The negotiators agreed to immediately give $5 billion in cash and $10 billion in loan guarantees to the airline industry in an effort to keep several major carriers from collapsing. The bill could be on the House floor as early as Friday and on the Senate floor soon after.
The agreement, signed off on by House and Senate leaders in both parties, was negotiated with Transportation Secretary Norman Mineta and White House Budget Director Mitch Daniels into the night, following President Bush's address to a joint session of Congress. It is to be presented to rank and file members Friday, congressional leaders said.
The White House, also agreed to use $3 billion of the $40 billion Congress already approved in emergency spending to upgrade airport and airline security.
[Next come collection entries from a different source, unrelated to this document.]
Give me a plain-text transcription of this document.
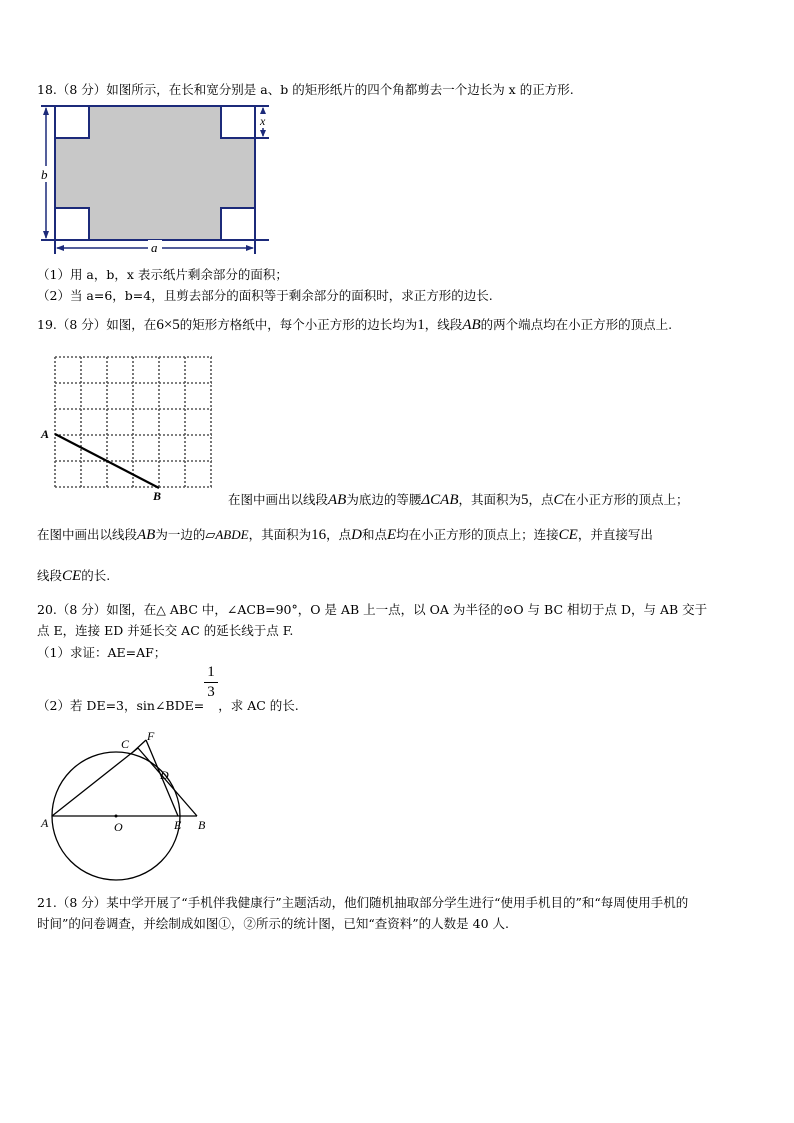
18.（8 分）如图所示，在长和宽分别是 a、b 的矩形纸片的四个角都剪去一个边长为 x 的正方形.
b
a
x
（1）用 a，b，x 表示纸片剩余部分的面积；
（2）当 a=6，b=4，且剪去部分的面积等于剩余部分的面积时，求正方形的边长.
19.（8 分）如图，在6×5的矩形方格纸中，每个小正方形的边长均为1，线段AB的两个端点均在小正方形的顶点上.
A
B	在图中画出以线段AB为底边的等腰ΔCAB，其面积为5，点C在小正方形的顶点上；
在图中画出以线段AB为一边的▱ABDE，其面积为16，点D和点E均在小正方形的顶点上；连接CE，并直接写出
线段CE的长.
20.（8 分）如图，在△ ABC 中，∠ACB=90°，O 是 AB 上一点，以 OA 为半径的⊙O 与 BC 相切于点 D，与 AB 交于
点 E，连接 ED 并延长交 AC 的延长线于点 F.
（1）求证：AE=AF；
（2）若 DE=3，sin∠BDE= ，求 AC 的长.
1
3
C
F
D
A	O	E B
21.（8 分）某中学开展了“手机伴我健康行”主题活动，他们随机抽取部分学生进行“使用手机目的”和“每周使用手机的
时间”的问卷调查，并绘制成如图①，②所示的统计图，已知“查资料”的人数是 40 人.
In addition, the lawmakers agreed to a White House request to provide government insurance to the airlines so they can keep their planes flying at a time private insurance companies have deemed coverage too risky. In an attempt to limit liability for airlines and other businesses, the agreement sets up a government-sponsored victims compensation fund for the families of those killed at the World Trade Center and Pentagon, and for people who suffered physical injuries there.
Victims and their families who forego their right to go to court will be eligible for government compensation, which will be determined by a special master appointed by the Attorney General.
The special master will decide what is fair compensation and move quickly to pay it and Congress will not limit how much the special master will pay out.
The agreement does not include passengers on the ill-fated flights who will still be able to sue the United and American Airlines under their pre-existing liability rules.
"We're talking about a finite group of people here," and aide said. "About 6,000 dead and about 6,000 injured."
The government would pay the claim, Senate Majority Leader Tom Daschle, D-South Dakota, said.
"People still would have the right to go to court," Daschle said after the meeting. But he said if people choose to go to the special master they forgo their right to sue in court.
Congressional aides explained victims would be assured compensation by going the special master route but might not win huge awards that juries might hand out.
Although the leadership on both sides of the aisle pushed for the victims' compensation fund to be part of the package, some were concerned about the cost and the speed with which the legislation was being written.
Aides in the meeting said some lawmakers, who fear the program could cost the government "hundreds of billions of dollars," wanted to limit the pool of money available to the special master but were did not succeed.
At the meeting, Sen. Don Nickles, R-Oklahoma, urged lawmakers to slow down and not rush a complicated package through the Congress. "My preference was to go slower," Nickles told CNN, "we might come up with something similar in a couple of weeks, but we wouldn't be rushing. We're legislating too fast here."
"I want to do it right," he said, "You're talking about big things, you're talking about billions of dollars."